Ia menanyakan siapa yang memberikan lahan itu kepada pihak ketiga untuk dijadikan areal peternakan sapi wagyu.
Baca Juga:
Profil Ratu Wulla Caleg NasDem Dapil NTT II yang Mundur Usai Kalahkan Viktor Laiskodat
Umbu, tokoh adat penguasa hak ulayat lahan di daerah itu, mengaku tidak tahu dengan pengalihan tersebut.
Saat pertemuan pada Sabtu (27/11/2021) itu, Viktor menjelaskan, lahan itu sudah jadi milik pemerintah dan siap digunakan untuk pengembangan sapi wagyu, sapi premium dengan harga tinggi.
Lokasi itu berada di Desa Kabaru, Kecamatan Rindi, Kabupaten Sumba Timur.
Kehadiran peternakan itu, lanjutnya, akan mengangkat perekonomian masyarakat setempat.
Sumba bakal menjadi sentral peternakan sapi wagyu di Indonesia.
Selain peternakan, industri ikutan juga dapat tumbuh di sana.
Viktor beberapa kali menegaskan, peternakan sapi wagyu akan membawa kesejahteraan bagi masyarakat.
Wagyu sering dianggap sebagai jenis daging sapi khusus dengan kualitas marbling tertentu.
Marbling adalah kadar lemak yang terselip di antara daging sapi dan membentuk pola seperti marmer.
Marbling inilah yang membuat daging wagyu terasa gurih dan empuk.
Sebenarnya wagyu berarti sapi (gyu) Jepang (wa).
Untuk mencapai kualitas daging seperti itu, hanya beberapa jenis sapi Jepang yang bisa dibudidayakan, yaitu jenis Japanese Black, Japanese Brown, Japanese Polled, dan Japanese Shorthorn.
Sapi-sapi ini dibudidayakan dalam lingkungan khusus dan diatur pola makannya.
Perlakuan khusus inilah yang menghasilkan daging sapi seperti yang kita kenal dengan wagyu.
Lemak yang membentuk pola seperti marmer ini adalah lemak tak jenuh yang mengandung Omega-3 dan Omega-6.
Semakin tinggi pola marbling, semakin banyak kandungan lemak tak jenuhnya.
Saking terkenalnya wagyu yang berasal dari Jepang itu kini banyak peternakan di Amerika dan Australia yang ikut membiakkannya (Kompas, 7 Oktober 2010).
Wilayah NTT, termasuk Pulau Sumba, merupakan daerah yang cocok untuk peternakan sapi karena memiliki padang yang luas.
Khusus Sumba Timur yang menjadi lokasi proyek itu juga merupakan kabupaten paling luas, yakni sekitar 14,61 persen dari total luas Provinsi NTT.
Luas padang rumput di kabupaten itu tertinggi, 229.850 hektar.
Terkait pengembangan sapi, Pemprov NTT telah mendeklarasikan daerah itu sebagai lumbung ternak nasional.
Secara periodik, NTT mengirim sapi ke beberapa daerah di Indonesia seperti DKI Jakarta.
Menurut data Badan Pusat Statistik, pada tahun 2020, produksi daging sapi sebesar 13.116,4 ton.
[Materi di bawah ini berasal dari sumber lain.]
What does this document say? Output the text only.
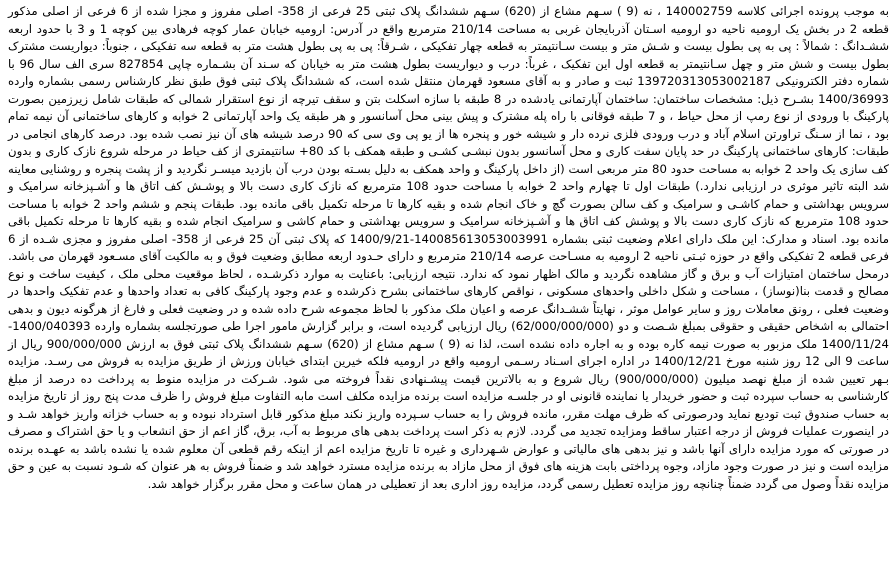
به موجب پرونده اجرائی کلاسه 140002759 ، نه (9 ) سـهم مشاع از (620) سـهم ششدانگ پلاک ثبتی 25 فرعی از 358- اصلی مفروز و مجزا شده از 6 فرعی از اصلی مذکور قطعه 2 در بخش یک ارومیه ناحیه دو ارومیه اسـتان آذربایجان غربی به مساحت 210/14 مترمربع واقع در آدرس: ارومیه خیابان عمار کوچه فرهادی بین کوچه 1 و 3 با حدود اربعه ششـدانگ : شمالاً : پی به پی بطول بیست و شـش متر و بیست سـانتیمتر به قطعه چهار تفکیکی ، شـرقاً: پی به پی بطول هشت متر به قطعه سه تفکیکی ، جنوباً: دیواریست مشترک بطول بیست و شش متر و چهل سـانتیمتر به قطعه اول این تفکیک ، غرباً: درب و دیواریست بطول هشت متر به خیابان که سـند آن بشـماره چاپی 827854 سری الف سال 96 با شماره دفتر الکترونیکی 139720313053002187 ثبت و صادر و به آقای مسعود قهرمان منتقل شده است، که ششدانگ پلاک ثبتی فوق طبق نظر کارشناس رسمی بشماره وارده 1400/36993 بشـرح ذیل: مشخصات ساختمان: ساختمان آپارتمانی یادشده در 8 طبقه با سازه اسکلت بتن و سقف تیرچه از نوع استقرار شمالی که طبقات شامل زیرزمین بصورت پارکینگ با ورودی از نوع رمپ از محل حیاط ، و 7 طبقه فوقانی با راه پله مشترک و پیش بینی محل آسانسور و هر طبقه یک واحد آپارتمانی 2 خوابه و کارهای ساختمانی آن نیمه تمام بود ، نما از سـنگ تراورتن اسلام آباد و درب ورودی فلزی نرده دار و شیشه خور و پنجره ها از یو پی وی سی که 90 درصد شیشه های آن نیز نصب شده بود. درصد کارهای انجامی در طبقات: کارهای ساختمانی پارکینگ در حد پایان سفت کاری و محل آسانسور بدون نبشـی کشـی و طبقه همکف با کد 80+ سانتیمتری از کف حیاط در مرحله شروع نازک کاری و بدون کف سازی یک واحد 2 خوابه به مساحت حدود 80 متر مربعی است (از داخل پارکینگ و واحد همکف به دلیل بسـته بودن درب آن بازدید میسـر نگردید و از پشت پنجره و روشنایی معاینه شد البته تاثیر موثری در ارزیابی ندارد.) طبقات اول تا چهارم واحد 2 خوابه با مساحت حدود 108 مترمربع که نازک کاری دست بالا و پوشـش کف اتاق ها و آشـپزخانه سرامیک و سرویس بهداشتی و حمام کاشـی و سرامیک و کف سالن بصورت گچ و خاک انجام شده و بقیه کارها تا مرحله تکمیل باقی مانده بود. طبقات پنجم و ششم واحد 2 خوابه با مساحت حدود 108 مترمربع که نازک کاری دست بالا و پوشش کف اتاق ها و آشـپزخانه سرامیک و سرویس بهداشتی و حمام کاشی و سرامیک انجام شده و بقیه کارها تا مرحله تکمیل باقی مانده بود. اسناد و مدارک: این ملک دارای اعلام وضعیت ثبتی بشماره 140085613053003991-1400/9/21 که پلاک ثبتی آن 25 فرعی از 358- اصلی مفروز و مجزی شـده از 6 فرعی قطعه 2 تفکیکی واقع در حوزه ثبـتی ناحیه 2 ارومیه به مسـاحت عرصه 210/14 مترمربع و دارای حـدود اربعه مطابق وضعیت فوق و به مالکیت آقای مسـعود قهرمان می باشد. درمحل ساختمان امتیازات آب و برق و گاز مشاهده نگردید و مالک اظهار نمود که ندارد. نتیجه ارزیابی: باعنایت به موارد ذکرشـده ، لحاظ موقعیت محلی ملک ، کیفیت ساخت و نوع مصالح و قدمت بنا(نوساز) ، مساحت و شکل داخلی واحدهای مسکونی ، نواقص کارهای ساختمانی بشرح ذکرشده و عدم وجود پارکینگ کافی به تعداد واحدها و عدم تفکیک واحدها در وضعیت فعلی ، رونق معاملات روز و سایر عوامل موثر ، نهایتاً ششـدانگ عرصه و اعیان ملک مذکور با لحاظ مجموعه شرح داده شده و در وضعیت فعلی و فارغ از هرگونه دیون و بدهی احتمالی به اشخاص حقیقی و حقوقی بمبلغ شـصت و دو (62/000/000/000) ریال ارزیابی گردیده است، و برابر گزارش مامور اجرا طی صورتجلسه بشماره وارده 1400/040393-1400/11/24 ملک مزبور به صورت نیمه کاره بوده و به اجاره داده نشده است، لذا نه (9 ) سـهم مشاع از (620) سـهم ششدانگ پلاک ثبتی فوق به ارزش 900/000/000 ریال از ساعت 9 الی 12 روز شنبه مورخ 1400/12/21 در اداره اجرای اسـناد رسـمی ارومیه واقع در ارومیه فلکه خیرین ابتدای خیابان ورزش از طریق مزایده به فروش می رسـد. مزایده بـهر تعیین شده از مبلغ نهصد میلیون (900/000/000) ریال شروع و به بالاترین قیمت پیشـنهادی نقداً فروخته می شود. شـرکت در مزایده منوط به پرداخت ده درصد از مبلغ کارشناسی به حساب سپرده ثبت و حضور خریدار یا نماینده قانونی او در جلسـه مزایده است برنده مزایده مکلف است مابه التفاوت مبلغ فروش را ظرف مدت پنج روز از تاریخ مزایده به حساب صندوق ثبت تودیع نماید ودرصورتی که ظرف مهلت مقرر، مانده فروش را به حساب سـپرده واریز نکند مبلغ مذکور قابل استرداد نبوده و به حساب خزانه واریز خواهد شـد و در اینصورت عملیات فروش از درجه اعتبار ساقط ومزایده تجدید می گردد. لازم به ذکر است پرداخت بدهی های مربوط به آب، برق، گاز اعم از حق انشعاب و یا حق اشتراک و مصرف در صورتی که مورد مزایده دارای آنها باشد و نیز بدهی های مالیاتی و عوارض شـهرداری و غیره تا تاریخ مزایده اعم از اینکه رقم قطعی آن معلوم شده یا نشده باشد به عهـده برنده مزایده است و نیز در صورت وجود مازاد، وجوه پرداختی بابت هزینه های فوق از محل مازاد به برنده مزایده مسترد خواهد شد و ضمناً فروش به هر عنوان که شـود نسبت به عین و حق مزایده نقداً وصول می گردد ضمناً چنانچه روز مزایده تعطیل رسمی گردد، مزایده روز اداری بعد از تعطیلی در همان ساعت و محل مقرر برگزار خواهد شد.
Adapun populasi sapi di NTT sebanyak 1.188.982.
Dalam diskusi itu, Viktor menyatakan tekadnya untuk mewujudkan mimpinya tersebut.
Dengan nada ancaman, ia mengatakan siap menghadapi siapa pun yang menghalangi rencananya.
Sebagai Gubernur, ia memiliki otoritas, termasuk akan menjebloskan orang ke dalam penjara.
Tensi semakin naik.
Dialog pun berujung saling marah.
Tokoh adat yang duduk di hadapan Laiskodat berdiri meninggalkanya, kemudian diikuti warga yang lain.
Mereka berbicara sambil berteriak menghitung banyaknya lahan yang sudah mereka relakan untuk berbagai program pemerintah.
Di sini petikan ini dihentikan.